The principle of proportionality works in conjunction with other fundamental principles of international humanitarian law, including the principles of discrimination, necessity, and humanity. The principle of discrimination prohibits the intentional targeting of civilians, persons no longer taking part in fighting because of injury, surrender and the like, and civilian property. Additional Protocol I, Article 51(2) provides, “The civilian population as such, as well as individual civilians, shall not be the object of attack. Acts or threats of violence the primary purpose of which is to spread terror among the civilian population are prohibited.” Parties using armed force may only intentionally target military objectives, and, even then, the proportionality calculation must be applied: Will the “collateral” damage be too great to justify the attack?
Additional Protocol I Article 52(2) identifies military objectives, incorporating the principle of necessity: “Attacks shall be strictly limited to those objects which by their nature, location, purpose or use make an effective contribution to military action and whose total or partial destruction, capture or neutralization, in the circumstances ruling at the time, offers a definite military advantage.”
Basic humanity must also always be observed.

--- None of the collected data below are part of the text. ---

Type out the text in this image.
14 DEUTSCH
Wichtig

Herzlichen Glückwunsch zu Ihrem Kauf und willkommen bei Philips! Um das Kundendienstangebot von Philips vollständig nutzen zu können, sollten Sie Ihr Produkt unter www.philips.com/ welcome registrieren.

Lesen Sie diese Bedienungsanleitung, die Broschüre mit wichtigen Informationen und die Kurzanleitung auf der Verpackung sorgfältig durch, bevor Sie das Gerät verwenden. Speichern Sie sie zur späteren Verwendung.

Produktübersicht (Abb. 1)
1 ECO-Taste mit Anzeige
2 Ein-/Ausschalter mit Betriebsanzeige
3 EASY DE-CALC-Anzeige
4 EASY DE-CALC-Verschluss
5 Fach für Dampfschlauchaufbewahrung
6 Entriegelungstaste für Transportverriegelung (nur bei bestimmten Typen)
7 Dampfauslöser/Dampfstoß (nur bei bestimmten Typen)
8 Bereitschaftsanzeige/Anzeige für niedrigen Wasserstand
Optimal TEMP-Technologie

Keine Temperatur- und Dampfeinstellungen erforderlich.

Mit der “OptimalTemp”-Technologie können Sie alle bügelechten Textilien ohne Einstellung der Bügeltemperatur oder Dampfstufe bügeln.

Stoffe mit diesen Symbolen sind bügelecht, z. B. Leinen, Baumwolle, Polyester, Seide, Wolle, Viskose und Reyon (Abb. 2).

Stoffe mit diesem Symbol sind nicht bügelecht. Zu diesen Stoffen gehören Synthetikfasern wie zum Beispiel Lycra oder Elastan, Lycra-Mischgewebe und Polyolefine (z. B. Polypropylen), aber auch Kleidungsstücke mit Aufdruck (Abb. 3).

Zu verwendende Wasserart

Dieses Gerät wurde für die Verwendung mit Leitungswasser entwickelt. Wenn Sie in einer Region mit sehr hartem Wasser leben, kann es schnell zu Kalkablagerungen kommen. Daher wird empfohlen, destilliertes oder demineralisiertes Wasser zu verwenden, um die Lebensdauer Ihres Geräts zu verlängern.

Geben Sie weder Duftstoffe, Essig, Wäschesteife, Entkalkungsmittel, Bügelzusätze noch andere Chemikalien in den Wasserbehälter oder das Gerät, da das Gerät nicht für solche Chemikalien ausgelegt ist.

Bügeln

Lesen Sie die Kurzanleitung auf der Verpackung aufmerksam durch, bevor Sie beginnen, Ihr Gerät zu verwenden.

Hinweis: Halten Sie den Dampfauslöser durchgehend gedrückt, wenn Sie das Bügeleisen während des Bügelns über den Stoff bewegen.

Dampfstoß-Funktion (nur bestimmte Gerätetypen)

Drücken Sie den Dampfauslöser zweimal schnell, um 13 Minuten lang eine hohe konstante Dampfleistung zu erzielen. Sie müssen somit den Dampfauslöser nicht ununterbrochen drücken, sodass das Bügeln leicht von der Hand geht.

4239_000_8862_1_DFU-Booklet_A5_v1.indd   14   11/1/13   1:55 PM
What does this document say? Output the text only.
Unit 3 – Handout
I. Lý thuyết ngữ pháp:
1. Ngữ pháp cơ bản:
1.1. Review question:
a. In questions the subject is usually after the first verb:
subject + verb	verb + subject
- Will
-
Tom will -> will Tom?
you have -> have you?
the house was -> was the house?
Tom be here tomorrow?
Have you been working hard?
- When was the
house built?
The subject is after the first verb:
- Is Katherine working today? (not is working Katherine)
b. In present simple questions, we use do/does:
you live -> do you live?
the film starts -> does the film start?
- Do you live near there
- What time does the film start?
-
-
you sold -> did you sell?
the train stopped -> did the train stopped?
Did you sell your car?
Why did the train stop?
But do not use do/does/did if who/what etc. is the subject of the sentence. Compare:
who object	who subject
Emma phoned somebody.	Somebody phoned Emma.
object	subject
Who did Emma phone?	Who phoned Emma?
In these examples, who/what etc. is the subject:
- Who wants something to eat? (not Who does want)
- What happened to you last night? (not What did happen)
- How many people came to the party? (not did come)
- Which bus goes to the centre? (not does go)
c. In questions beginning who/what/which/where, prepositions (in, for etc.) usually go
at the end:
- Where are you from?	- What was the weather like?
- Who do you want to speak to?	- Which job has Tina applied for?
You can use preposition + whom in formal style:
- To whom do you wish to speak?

The excessive use of force, targeting civilians, destroying civilian infrastructure and so forth are not only considered disproportionate, unnecessary, and indiscriminate, but also inhumane.
Closely related to these principles is the principle of proportionality as it relates to the decision to resort to force in the first place. It is important to note that the legal context in which the two raids took place differs. Israel had a stronger basis for sending troops into Gaza than into Lebanon. In both cases, Israel had the right to take responsive action of a defensive nature, but the right did not arise to the right of self-defense as that term of art is understood in international law. By deciding to use force of an extensive nature, including sending troops into Lebanon, Israel acted disproportionately.
Self-defense in international law is governed by United Nations Charter Article 51. Article 51 gives states the right to use force in self-defense if an armed attack occurs. This means, as the International Court of Justice clarified in its 2004 Wall advisory opinion, that a significant armed attack for which a sovereign state is legally responsible may be met with the military force necessary to defend the victim from the attacker. The defense may be taken to the territory of the attacker and the ability to attack again eliminated. The defense of Kuwait after the invasion by Iraq in 1990 is the textbook case. Pushing the Iraqi army out of Kuwait and creating a buffer zone was what was necessary to defend Kuwait. Going all the way to Baghdad was not necessary and would have involved, therefore, a disproportionate use of force.
By contrast to the Kuwait case, the case of Hamas in Gaza is much more complicated. It seems most accurate to continue to treat Gaza as an area of occupation. Palestine as a whole is not yet a sovereign state, in part because Israel is still in occupation of the West Bank. Israel pulled its settlements from Gaza but seemed to continue to exercise a sort of quasi-occupation of Gaza. Israel has the legal obligation to end its occupation, but, while the occupation continues it has the right to keep order. Thus, Israel may have had a lawful basis for responding to Hamas that included sending forces into Gaza.
The forces needed to respect the principle of proportionality in using force to respond to Hamas.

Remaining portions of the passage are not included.